CUDA out of memory - Githubissues

honeytidy commented 2 years ago

got the following error when running the Replicate demo (Debluring):

CUDA out of memory. Tried to allocate 5.41 GiB (GPU 0; 14.76 GiB total capacity; 9.14 GiB already allocated; 4.45 GiB free; 9.34 GiB reserved in total by PyTorch) If reserved memory is >> allocated memory try setting max_split_size_mb to avoid fragmentation. See documentation for Memory Management and PYTORCH_CUDA_ALLOC_CONF

BTW, colab get the same error.

mayorx commented 2 years ago

Hi, honeytidy,

I run the deblurring demo (720x1280) in Replicate / Colab, and it seems no problem. The 'out of GPU memory' might cause by the large image size?

honeytidy commented 2 years ago

I tried it again, and it seemed all right. But it doesn't seem to work well with my test image. I paste the result for Replicate demo:

mayorx commented 2 years ago

Hi, honeytidy,

Please try the test image in our colab demo It might get better results.

I'm working on the replicate demo but it may take some time.

xiaohulihutu commented 2 years ago

@mayorx

Hi, i guess its better to ask in this "issue" I am having the same issue with CUDA out of memory. I am hundred percent sure it is caused by large image size. I have tried small resolution images and they work fine.

But I have a server with 4 x T4 GPUs and i have adjusted num_gpu in the yml file. num_gpu: 4 # set num_gpu: 0 for cpu mode

But seems still only one GPU is used. Anything else i need to adjust?

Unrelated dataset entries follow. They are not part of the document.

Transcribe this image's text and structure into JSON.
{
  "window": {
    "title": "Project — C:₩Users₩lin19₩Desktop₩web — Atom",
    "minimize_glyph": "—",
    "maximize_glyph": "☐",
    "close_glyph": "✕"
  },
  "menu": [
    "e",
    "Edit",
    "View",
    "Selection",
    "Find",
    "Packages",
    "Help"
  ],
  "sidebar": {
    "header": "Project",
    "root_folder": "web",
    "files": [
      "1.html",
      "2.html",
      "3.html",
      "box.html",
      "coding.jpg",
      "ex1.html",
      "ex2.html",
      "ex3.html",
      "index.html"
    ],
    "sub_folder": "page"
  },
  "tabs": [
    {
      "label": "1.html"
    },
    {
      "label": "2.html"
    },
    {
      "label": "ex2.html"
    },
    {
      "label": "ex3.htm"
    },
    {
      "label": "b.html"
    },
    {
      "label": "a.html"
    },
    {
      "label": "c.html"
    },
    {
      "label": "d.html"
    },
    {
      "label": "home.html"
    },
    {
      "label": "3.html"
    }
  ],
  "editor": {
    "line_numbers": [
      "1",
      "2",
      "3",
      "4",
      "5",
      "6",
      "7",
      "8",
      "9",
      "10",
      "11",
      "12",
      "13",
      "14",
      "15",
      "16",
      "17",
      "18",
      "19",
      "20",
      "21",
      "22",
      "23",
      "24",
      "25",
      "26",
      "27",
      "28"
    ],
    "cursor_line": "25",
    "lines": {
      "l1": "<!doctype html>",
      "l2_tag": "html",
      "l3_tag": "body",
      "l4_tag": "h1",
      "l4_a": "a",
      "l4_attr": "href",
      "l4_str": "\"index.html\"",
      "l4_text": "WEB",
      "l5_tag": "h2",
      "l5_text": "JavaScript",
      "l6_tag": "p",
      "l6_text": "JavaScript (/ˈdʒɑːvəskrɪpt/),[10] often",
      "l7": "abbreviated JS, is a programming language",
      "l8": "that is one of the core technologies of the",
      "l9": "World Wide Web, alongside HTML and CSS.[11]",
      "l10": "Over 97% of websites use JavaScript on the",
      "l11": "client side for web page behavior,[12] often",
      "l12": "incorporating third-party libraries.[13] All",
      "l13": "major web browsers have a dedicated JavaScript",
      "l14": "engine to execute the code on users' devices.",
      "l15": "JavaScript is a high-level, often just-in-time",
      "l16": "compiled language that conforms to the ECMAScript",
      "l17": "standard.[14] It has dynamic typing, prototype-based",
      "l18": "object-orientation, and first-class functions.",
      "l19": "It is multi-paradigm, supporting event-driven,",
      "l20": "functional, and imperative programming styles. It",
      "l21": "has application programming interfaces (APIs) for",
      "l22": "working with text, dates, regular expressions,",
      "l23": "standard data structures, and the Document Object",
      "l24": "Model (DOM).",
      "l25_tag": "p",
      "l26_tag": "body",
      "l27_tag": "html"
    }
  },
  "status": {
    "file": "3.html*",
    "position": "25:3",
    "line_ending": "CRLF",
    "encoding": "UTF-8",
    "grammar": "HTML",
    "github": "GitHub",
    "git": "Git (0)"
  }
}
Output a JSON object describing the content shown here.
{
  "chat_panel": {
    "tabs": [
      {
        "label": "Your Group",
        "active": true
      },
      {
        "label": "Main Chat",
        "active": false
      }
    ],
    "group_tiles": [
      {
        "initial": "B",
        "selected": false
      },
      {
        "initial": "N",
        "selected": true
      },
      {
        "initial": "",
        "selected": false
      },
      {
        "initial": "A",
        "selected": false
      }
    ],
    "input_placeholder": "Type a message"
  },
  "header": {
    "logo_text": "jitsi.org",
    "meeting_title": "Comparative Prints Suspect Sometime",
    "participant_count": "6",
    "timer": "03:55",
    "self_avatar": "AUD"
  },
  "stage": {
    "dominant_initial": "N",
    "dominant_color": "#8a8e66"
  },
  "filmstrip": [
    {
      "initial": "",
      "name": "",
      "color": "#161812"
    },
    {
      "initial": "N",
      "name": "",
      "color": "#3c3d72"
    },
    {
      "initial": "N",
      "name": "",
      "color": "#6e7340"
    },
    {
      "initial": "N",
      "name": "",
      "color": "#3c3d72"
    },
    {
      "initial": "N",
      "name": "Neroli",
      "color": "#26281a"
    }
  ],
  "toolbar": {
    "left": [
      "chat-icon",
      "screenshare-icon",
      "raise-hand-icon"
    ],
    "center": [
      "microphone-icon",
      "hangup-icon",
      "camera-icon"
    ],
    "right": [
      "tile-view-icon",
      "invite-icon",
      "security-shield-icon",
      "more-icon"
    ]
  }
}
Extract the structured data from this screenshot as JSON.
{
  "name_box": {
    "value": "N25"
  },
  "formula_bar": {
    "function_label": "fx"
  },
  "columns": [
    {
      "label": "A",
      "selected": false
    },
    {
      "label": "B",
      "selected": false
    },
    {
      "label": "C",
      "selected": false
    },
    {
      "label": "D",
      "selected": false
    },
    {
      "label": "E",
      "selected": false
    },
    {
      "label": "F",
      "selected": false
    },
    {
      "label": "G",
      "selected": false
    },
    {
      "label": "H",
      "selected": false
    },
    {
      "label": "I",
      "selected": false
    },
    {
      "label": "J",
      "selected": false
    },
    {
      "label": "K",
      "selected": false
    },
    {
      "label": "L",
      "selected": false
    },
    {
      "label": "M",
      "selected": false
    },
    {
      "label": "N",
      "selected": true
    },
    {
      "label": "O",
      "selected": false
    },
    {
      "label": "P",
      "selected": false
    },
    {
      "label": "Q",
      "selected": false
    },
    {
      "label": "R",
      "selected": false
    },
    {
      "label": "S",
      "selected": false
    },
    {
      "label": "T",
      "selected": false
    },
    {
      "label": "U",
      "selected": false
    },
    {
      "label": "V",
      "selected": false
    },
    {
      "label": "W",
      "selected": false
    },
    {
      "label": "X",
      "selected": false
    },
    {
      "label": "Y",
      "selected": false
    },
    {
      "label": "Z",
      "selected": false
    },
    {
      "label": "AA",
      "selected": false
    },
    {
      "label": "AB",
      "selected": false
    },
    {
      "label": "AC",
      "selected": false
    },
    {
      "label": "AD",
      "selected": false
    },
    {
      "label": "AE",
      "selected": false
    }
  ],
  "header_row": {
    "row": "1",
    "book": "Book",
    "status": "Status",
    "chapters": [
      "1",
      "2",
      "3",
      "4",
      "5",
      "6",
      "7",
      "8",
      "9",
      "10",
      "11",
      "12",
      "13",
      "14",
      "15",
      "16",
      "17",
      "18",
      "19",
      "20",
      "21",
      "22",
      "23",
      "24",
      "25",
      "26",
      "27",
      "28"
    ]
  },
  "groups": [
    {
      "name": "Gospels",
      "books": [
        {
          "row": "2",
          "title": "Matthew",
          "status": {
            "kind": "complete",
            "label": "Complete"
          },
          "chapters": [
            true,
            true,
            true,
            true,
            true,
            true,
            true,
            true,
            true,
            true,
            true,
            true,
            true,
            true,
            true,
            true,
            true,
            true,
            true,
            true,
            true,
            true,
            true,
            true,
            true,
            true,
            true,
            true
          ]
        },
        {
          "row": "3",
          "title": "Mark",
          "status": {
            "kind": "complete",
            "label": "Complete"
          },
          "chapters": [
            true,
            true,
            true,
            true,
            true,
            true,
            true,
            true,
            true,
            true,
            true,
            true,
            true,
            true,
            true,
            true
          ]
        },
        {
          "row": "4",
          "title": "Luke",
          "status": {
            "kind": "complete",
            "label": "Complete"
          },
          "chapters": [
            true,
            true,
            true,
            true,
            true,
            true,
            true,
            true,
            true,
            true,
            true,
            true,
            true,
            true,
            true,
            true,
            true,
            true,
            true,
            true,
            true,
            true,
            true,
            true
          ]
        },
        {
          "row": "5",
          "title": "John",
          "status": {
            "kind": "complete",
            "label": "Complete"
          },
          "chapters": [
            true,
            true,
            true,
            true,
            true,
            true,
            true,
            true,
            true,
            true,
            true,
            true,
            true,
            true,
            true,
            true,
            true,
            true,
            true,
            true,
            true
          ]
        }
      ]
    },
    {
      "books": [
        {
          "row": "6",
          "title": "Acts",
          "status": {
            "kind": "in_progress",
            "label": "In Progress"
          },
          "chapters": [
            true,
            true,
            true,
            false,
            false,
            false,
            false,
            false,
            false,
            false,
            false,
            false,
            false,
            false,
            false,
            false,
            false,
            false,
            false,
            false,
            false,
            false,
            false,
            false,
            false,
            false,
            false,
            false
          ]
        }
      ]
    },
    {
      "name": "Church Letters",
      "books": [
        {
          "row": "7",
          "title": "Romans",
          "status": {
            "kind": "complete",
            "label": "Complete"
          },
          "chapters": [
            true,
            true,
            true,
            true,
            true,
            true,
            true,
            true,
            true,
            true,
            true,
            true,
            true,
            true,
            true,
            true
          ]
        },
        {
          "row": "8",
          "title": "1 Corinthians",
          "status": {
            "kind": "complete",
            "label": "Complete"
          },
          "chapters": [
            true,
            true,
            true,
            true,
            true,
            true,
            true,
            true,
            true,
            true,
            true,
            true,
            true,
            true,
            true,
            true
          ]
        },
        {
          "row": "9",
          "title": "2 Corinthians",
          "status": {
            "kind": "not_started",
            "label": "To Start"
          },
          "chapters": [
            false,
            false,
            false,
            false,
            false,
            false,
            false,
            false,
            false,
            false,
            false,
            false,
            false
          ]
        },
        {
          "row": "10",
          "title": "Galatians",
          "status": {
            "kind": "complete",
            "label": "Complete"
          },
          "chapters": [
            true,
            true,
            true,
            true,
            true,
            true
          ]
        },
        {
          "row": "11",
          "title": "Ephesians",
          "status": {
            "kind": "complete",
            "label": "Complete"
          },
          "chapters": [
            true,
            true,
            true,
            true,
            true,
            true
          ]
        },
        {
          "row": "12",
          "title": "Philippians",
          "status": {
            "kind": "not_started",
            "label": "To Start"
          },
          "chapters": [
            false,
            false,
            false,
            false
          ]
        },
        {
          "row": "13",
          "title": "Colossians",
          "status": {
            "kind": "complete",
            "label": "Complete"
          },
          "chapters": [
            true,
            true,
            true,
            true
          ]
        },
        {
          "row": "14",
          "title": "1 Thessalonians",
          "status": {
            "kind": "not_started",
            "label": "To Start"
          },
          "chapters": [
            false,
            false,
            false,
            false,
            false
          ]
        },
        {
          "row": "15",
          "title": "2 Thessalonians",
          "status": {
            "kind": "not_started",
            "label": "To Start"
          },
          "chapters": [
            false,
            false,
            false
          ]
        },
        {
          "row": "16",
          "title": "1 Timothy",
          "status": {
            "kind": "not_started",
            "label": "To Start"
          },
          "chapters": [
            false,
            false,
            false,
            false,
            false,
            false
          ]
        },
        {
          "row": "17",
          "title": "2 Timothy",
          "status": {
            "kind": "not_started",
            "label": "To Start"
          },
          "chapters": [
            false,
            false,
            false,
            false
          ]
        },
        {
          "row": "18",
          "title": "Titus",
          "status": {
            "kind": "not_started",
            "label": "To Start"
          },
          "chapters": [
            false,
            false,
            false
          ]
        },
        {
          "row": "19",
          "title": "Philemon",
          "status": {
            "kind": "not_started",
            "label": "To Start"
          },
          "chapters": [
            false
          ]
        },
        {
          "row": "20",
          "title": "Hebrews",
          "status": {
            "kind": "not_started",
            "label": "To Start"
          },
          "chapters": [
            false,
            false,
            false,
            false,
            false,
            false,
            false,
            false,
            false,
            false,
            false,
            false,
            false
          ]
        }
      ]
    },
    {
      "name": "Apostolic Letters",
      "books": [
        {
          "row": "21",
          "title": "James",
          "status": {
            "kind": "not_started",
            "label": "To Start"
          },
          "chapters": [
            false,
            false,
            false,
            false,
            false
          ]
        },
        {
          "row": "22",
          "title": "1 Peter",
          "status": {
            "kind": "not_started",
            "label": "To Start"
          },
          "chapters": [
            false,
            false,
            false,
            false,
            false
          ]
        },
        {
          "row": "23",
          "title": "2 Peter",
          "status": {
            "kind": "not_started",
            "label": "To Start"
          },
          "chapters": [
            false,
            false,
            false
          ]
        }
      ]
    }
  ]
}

Thank you so much for your help!

mayorx commented 2 years ago

Hi, @xiaohulihutu, For single image inference, using only one GPU is what we expected. May I ask about the image size in this "cuda out of memory" case?

A workaround is to crop the image into patches, restore each patch, and then stitch the patches into a whole image. It could be accomplished in this framework by modifying the testing config: 1). switch the grids from false into true 2). add two parameters, crop_size_w, crop_size_h after the parameter grids, it may look like

val:
  save_img: true
  grids: true
  crop_size_h: 512
  crop_size_w: 512
  .... (other parameters, e.g. metrics)

xiaohulihutu commented 2 years ago

@mayorx Thank you for your fast response. The image reso is 3024*4032 It is taken by an iphone.

I will try your crop to patches method and see how it works. Thank you very much!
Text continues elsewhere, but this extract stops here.